Pressure of "frozen" particles

o-- In a coarse-grained MD simulation which only involves pairwise inter-particle forces, I have fluid flows wrapped by dense “wall” particles as boundary of tunnels.

o-- I use “velocity … 0 0 0” and “fix … setforce 0 0 0” to freeze the “wall” particles.

o-- However, when the simulation box contains only the frozen “wall” particles during time stepping, I still noticed a positive large value for the system pressure on screen output, but not zero as I expected.

Any comment or explanation is appreciated!

Thanks in advance,

Yidong

The pressure is formally given by P = -dU/dV, so if the wall-wall
interactions make large repulsive contributions to the total potential
energy, it makes sense that P is large positive, regardless of how you
subsequently change the forces.

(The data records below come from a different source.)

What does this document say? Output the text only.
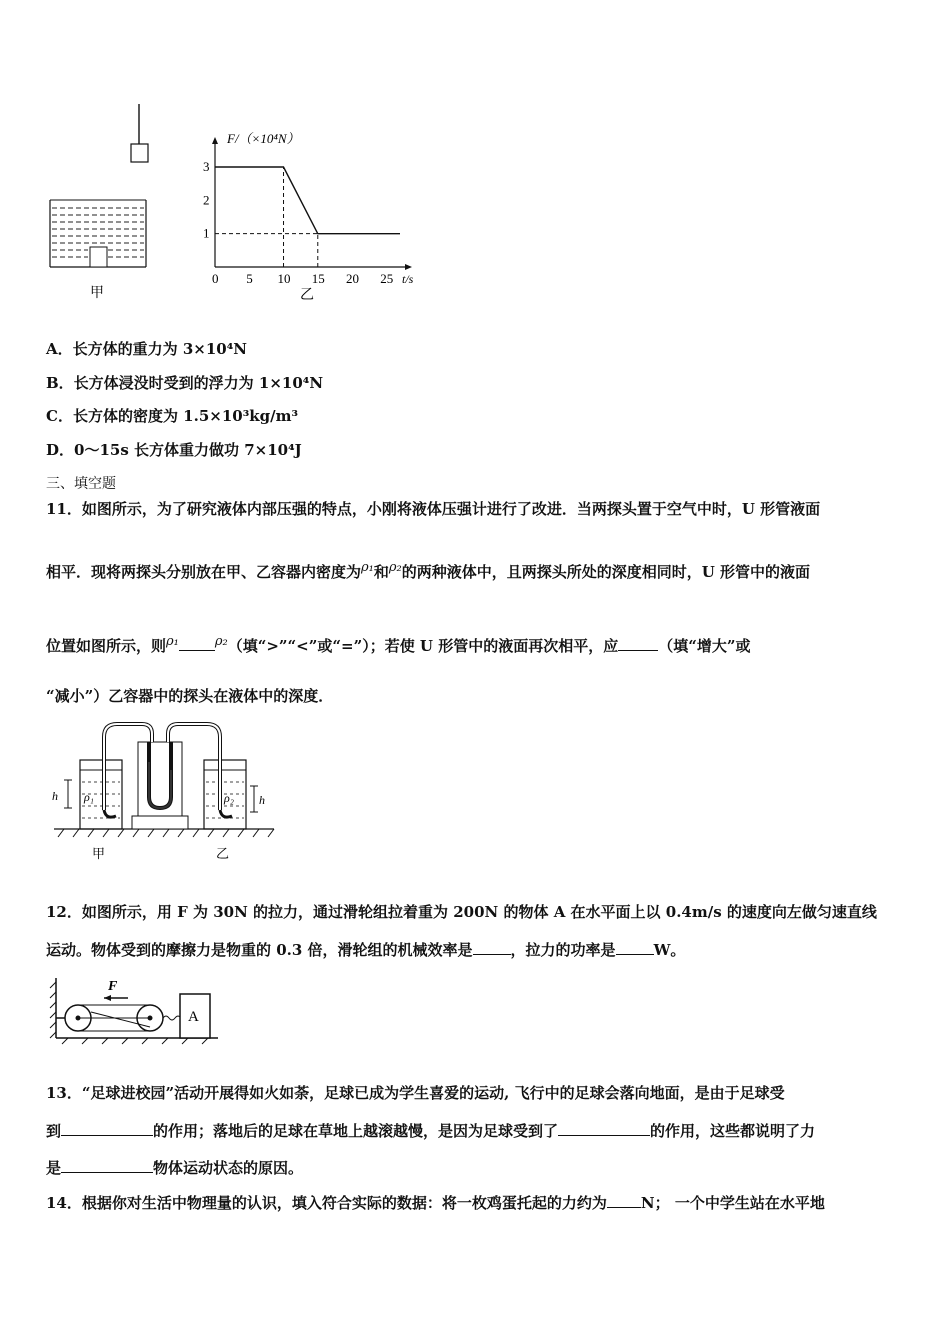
甲
F/（×10⁴N）
t/s
0 5 10 15 20 25
1
2
3
乙
A．长方体的重力为 3×10⁴N
B．长方体浸没时受到的浮力为 1×10⁴N
C．长方体的密度为 1.5×10³kg/m³
D．0～15s 长方体重力做功 7×10⁴J
三、填空题
11．如图所示，为了研究液体内部压强的特点，小刚将液体压强计进行了改进．当两探头置于空气中时，U 形管液面
相平．现将两探头分别放在甲、乙容器内密度为ρ₁和ρ₂的两种液体中，且两探头所处的深度相同时，U 形管中的液面
位置如图所示，则ρ₁	ρ₂（填“>”“<”或“=”）；若使 U 形管中的液面再次相平，应	（填“增大”或
“减小”）乙容器中的探头在液体中的深度．
h	h
ρ₁	ρ₂
甲	乙
12．如图所示，用 F 为 30N 的拉力，通过滑轮组拉着重为 200N 的物体 A 在水平面上以 0.4m/s 的速度向左做匀速直线
运动。物体受到的摩擦力是物重的 0.3 倍，滑轮组的机械效率是	，拉力的功率是	W。
A
F
13．“足球进校园”活动开展得如火如荼，足球已成为学生喜爱的运动, 飞行中的足球会落向地面，是由于足球受
到	的作用；落地后的足球在草地上越滚越慢，是因为足球受到了	的作用，这些都说明了力
是	物体运动状态的原因。
14．根据你对生活中物理量的认识，填入符合实际的数据：将一枚鸡蛋托起的力约为 N； 一个中学生站在水平地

You can get the result you want (and
speed up your simulation) by excluding the wall-wall interactions
using the neigh_modify exclude option.

Thanks for the explanation, and suggestion.

o-- But when I tried using “neigh_modify exclude” for wall–wall interactions, the results of the fluid flows are different than before, as shown in the attached figures.

o-- I am using many-body DPD as the coarse-grained MD in this case, which involves the long-range attraction and short-range repulsion. I have no idea why the usage of “neigh_modify exclude group_wall group_wall” led to such difference. Generally speaking, it appears that the wetting fluid becomes more wetting…

Thanks for any more comment and discussion.

include.png

exclude.png

This seems like a legitimate problem, if that’s the only difference in the script. But is this something anyone can actually help you to debug? From what I understand the distribution of LAMMPS only includes ordinary DPD.

I thought you were using a twobody potential, because you said
"pairwise inter-particle forces." With a manybody potential, this
behavior is not at all surprising. The command "neigh_modify exclude
group_wall group_wall" removes all wall-wall entries from the neighbor
list, which then changes the wall-fluid interactions. Given the
nebulous meaning of wall-fluid interactions in a manybody DPD model,
it is very hard to say which of these two simulations is more
physical. This could be determined by measuring thermodynamic
properties such as surface energy. The value of the pressure is
probably not the biggest concern here.

Aidan

Aidan is correct. Though, I’m not familiar with what people like to call many-body potentials; in reality many-body dpd is just a mean-field description with a hidden variable(density). Looking through several papers, the definition of your local density term in the conservative force is what is corrupting your calculations. Without wall-wall interactions the computed density of wall particles is incorrect (according to these formulae).

To your original question, your best bet is probably using stress/atom appropriately to hopefully remove wall-wall terms from the pressure.

Great tips. Thanks all for providing the insights in this discussion.